Suite à la décision rendue en première instance, défavorable aux intérêts de Monsanto, la firme forma ainsi un recours devant la Cour d’appel de Lyon.
La société arguait notamment, que Paul François ne pouvait engager qu’une action contractuelle contre elle, afin de lui opposer ses clauses élusives de responsabilité. Or, la Cour d’appel rappelle qu’un tiers à un contrat, en l’espèce celui liant Monsanto et la coopérative de Civray et Chives, acquéreur du produit en cause, pouvait invoquer "sur le fondement de la responsabilité délictuelle un manquement contractuel dès lors que celui-ci lui cause un dommage". Ce qui fut précisément le cas de Paul François.
La Cour d’appel de Lyon jugea, dans le litige opposant « le pot de terre au pot de fer » pour reprendre les termes employés par l'agriculteur, qu’il était manifeste que si l’attention de l’agriculteur "avait été plus spécialement attirée sur les risques graves pour la santé générés par l’inhalation du produit précédemment contenu dans la cuve, ce qu’il n’ignorait pas, il aurait nécessairement agi avec plus d’attention en prenant les précautions qui auraient dû précisément être recommandées sur l’étiquette ou le contenant du produit ".
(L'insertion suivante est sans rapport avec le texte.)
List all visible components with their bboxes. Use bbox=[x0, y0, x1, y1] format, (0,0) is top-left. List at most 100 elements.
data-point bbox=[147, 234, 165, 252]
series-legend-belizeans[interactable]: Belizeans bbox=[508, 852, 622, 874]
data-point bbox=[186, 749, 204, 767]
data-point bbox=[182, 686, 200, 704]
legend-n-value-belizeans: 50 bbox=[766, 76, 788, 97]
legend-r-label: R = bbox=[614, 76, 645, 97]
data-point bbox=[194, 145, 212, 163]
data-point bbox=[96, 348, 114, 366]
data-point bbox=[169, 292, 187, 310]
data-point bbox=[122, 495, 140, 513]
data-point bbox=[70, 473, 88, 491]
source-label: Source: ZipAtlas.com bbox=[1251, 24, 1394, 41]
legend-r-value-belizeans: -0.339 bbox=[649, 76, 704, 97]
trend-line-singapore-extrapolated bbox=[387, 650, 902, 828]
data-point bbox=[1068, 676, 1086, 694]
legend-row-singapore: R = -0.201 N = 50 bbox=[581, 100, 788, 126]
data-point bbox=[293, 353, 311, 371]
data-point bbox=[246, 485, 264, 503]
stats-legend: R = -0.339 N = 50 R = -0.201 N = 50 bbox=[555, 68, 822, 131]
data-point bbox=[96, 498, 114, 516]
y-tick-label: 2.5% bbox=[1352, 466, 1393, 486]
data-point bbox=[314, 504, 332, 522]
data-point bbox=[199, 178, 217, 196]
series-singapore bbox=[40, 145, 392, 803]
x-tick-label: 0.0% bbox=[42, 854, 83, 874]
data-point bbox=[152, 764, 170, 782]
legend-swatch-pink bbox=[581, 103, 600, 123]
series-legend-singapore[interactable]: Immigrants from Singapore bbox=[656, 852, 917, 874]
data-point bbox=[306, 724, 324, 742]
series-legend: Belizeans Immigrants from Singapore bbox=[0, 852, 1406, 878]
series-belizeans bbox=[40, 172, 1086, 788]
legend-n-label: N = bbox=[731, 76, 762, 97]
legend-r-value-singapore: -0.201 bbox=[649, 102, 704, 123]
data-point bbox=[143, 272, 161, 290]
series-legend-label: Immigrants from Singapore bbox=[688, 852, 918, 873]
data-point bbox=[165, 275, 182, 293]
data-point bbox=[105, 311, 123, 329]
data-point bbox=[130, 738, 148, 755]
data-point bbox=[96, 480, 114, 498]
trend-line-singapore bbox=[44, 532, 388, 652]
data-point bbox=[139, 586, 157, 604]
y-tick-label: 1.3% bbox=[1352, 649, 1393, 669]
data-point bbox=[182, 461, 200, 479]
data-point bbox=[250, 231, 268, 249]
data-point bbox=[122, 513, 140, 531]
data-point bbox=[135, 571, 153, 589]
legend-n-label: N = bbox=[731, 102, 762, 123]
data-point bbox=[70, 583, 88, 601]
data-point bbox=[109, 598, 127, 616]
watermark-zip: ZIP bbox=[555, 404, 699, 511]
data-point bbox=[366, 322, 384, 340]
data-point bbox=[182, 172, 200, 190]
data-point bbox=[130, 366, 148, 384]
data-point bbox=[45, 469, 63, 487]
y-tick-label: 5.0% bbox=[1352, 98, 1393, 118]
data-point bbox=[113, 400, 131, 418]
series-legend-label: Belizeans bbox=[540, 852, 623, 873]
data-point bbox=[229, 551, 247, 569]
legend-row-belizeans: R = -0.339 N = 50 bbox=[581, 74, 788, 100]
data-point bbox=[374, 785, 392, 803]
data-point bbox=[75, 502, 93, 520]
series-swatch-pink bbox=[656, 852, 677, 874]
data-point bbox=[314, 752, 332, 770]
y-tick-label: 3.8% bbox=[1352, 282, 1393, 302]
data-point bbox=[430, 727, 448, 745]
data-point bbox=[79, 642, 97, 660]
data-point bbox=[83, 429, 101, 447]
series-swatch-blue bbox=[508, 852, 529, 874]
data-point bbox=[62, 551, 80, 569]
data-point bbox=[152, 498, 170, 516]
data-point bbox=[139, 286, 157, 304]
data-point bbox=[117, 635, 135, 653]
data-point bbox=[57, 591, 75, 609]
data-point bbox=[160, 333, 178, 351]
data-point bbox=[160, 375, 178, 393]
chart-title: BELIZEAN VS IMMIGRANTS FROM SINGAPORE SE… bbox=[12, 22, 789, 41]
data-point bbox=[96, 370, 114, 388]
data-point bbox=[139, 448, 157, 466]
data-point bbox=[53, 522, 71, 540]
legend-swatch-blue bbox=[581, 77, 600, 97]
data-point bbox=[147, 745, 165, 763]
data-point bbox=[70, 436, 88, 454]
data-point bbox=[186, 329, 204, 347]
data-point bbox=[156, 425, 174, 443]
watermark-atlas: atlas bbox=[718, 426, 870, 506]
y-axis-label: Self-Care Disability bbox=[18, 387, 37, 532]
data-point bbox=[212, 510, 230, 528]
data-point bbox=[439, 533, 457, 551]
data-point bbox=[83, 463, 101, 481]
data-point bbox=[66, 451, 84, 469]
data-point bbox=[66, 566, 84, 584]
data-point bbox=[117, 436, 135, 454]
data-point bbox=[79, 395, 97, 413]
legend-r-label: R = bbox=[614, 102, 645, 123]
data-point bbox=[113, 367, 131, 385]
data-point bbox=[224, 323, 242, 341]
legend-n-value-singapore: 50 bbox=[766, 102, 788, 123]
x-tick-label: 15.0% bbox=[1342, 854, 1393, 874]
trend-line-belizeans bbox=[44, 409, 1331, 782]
Ainsi, la Cour retient que Monsanto a failli à son obligation d’information ce manquement ayant directement contribué au préjudice subi par Paul François et justifiant la reconnaissance et la mise en jeu de sa responsabilité pour réparer le dommage causé.
Il a été communiqué le jour du verdict, par Vincent de Fourcroy avocat de l'agriculteur, que cette décision ouvrait "une brèche importante dans la responsabilité des fabricants de pesticides" et que la confirmation de la condamnation de Monsanto était "un espoir pour tous les agriculteurs " du fait qu'il y avait d'autres affaires en cours contre la firme. Ce dernier a également appelé à la création d'un fonds pour indemniser les autres victimes des pesticides.
Il a également estimé dans une intervention publique de Maria Pelletier, présidente de l'association de lutte contre les pesticides, Générations futures "qu'il était temps que ces firmes cessent d'exposer des pans entiers de populations à ces produits dont la toxicité et la dangerosité n'est plus à démontrer ".

Cette première juridique peut avoir des conséquences importantes pour avancer vers une agriculture plus respectueuse de l'environnement. Notamment en France, pays qui reste le troisième plus gros utilisateur mondial de produits phyto-sanitaires et le premier en Europe et cela, en dépit des engagements pris lors du Grenelle de l'environnement en 2008, de diminuer leur usage de moitié.
On ne peut que se réjouir de l’issue de cette affaire qui encourage l’amélioration de l’information des consommateurs et responsabilise les fabricants de produits toxiques quant à la préservation de la santé et de l’environnement. A ce sujet, l'agriculteur victime, à d'ailleurs fait part de sa volonté de faire évoluer sa propre ferme vers une agriculture durable. Cinq ans après, outre sa victoire judiciaire, Paul François est effectivement en train de convertir une centaine de ses hectares, en agriculture bio.